The touch screen designed in Crowley-Milling's group became later the main operator interface which was another major innovation at the time. In 1977, soon after the SPS was commissioned, Crowley-Milling was promoted to SPS Division Leader, and three years later to join the CERN directorate.

He was subsequently made Companion of the Order of St Michael and St George (CMG) in the 1982 Birthday Honours, the Glazebrook Medal of the IEE, and gave the Clifford Paterson Lecture of 1982, “ The world’s largest accelerator: the electron-positron collider, LEP” at the Royal Society.

== Private life ==

Crowley-Milling was married to Gladys, “Gee”, (daughter of W.G.Dickson), who predeceased him. They had no children together. Gladys had a daughter, Carol, from a previous marriage, to David Adamson of Adamsons Jam Blairgowrie.

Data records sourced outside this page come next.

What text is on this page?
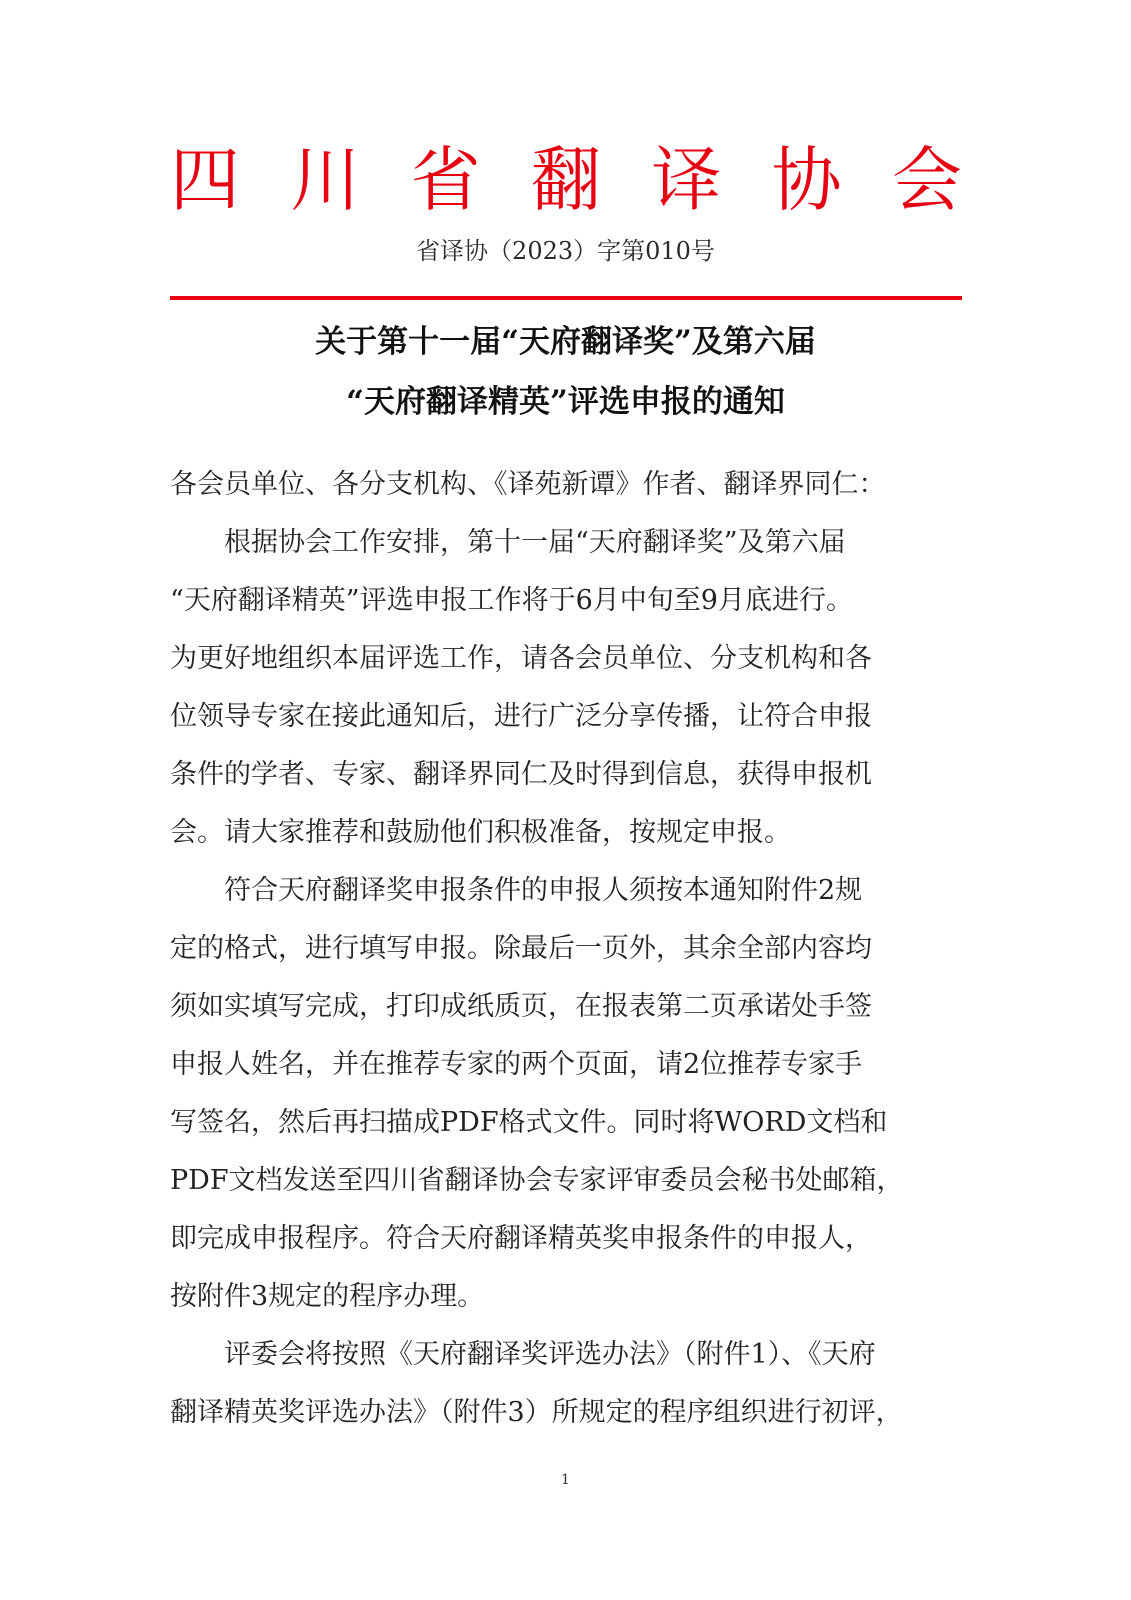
四 川 省 翻 译 协 会
省译协（2023）字第010号
关于第十一届“天府翻译奖”及第六届
“天府翻译精英”评选申报的通知
各会员单位、各分支机构、《译苑新谭》作者、翻译界同仁：
　　根据协会工作安排，第十一届“天府翻译奖”及第六届
“天府翻译精英”评选申报工作将于6月中旬至9月底进行。
为更好地组织本届评选工作，请各会员单位、分支机构和各
位领导专家在接此通知后，进行广泛分享传播，让符合申报
条件的学者、专家、翻译界同仁及时得到信息，获得申报机
会。请大家推荐和鼓励他们积极准备，按规定申报。
　　符合天府翻译奖申报条件的申报人须按本通知附件2规
定的格式，进行填写申报。除最后一页外，其余全部内容均
须如实填写完成，打印成纸质页，在报表第二页承诺处手签
申报人姓名，并在推荐专家的两个页面，请2位推荐专家手
写签名，然后再扫描成PDF格式文件。同时将WORD文档和
PDF文档发送至四川省翻译协会专家评审委员会秘书处邮箱，
即完成申报程序。符合天府翻译精英奖申报条件的申报人，
按附件3规定的程序办理。
　　评委会将按照《天府翻译奖评选办法》（附件1）、《天府
翻译精英奖评选办法》（附件3）所规定的程序组织进行初评，
1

His brother Denis, who started with the same school background, was a war hero (he was Douglas Bader’s #2 in the Battle of Britain) and rose through the ranks of the RAF to become an Air Chief Marshal. Michael always lived in the shadow of this brother, and would have been surprised to be told that his achievements in applied science were considered by many to have been at least as great.

His great hobby was the refurbishment of a 1931 Alfa Romeo car used in the Monza Rally, which he had received as a 21st birthday present from his father. He sold this car for two million pounds late in his retirement.

On his death in 2012 he left a considerable sum as a bequest to the Royal Society for scholarships to young engineers.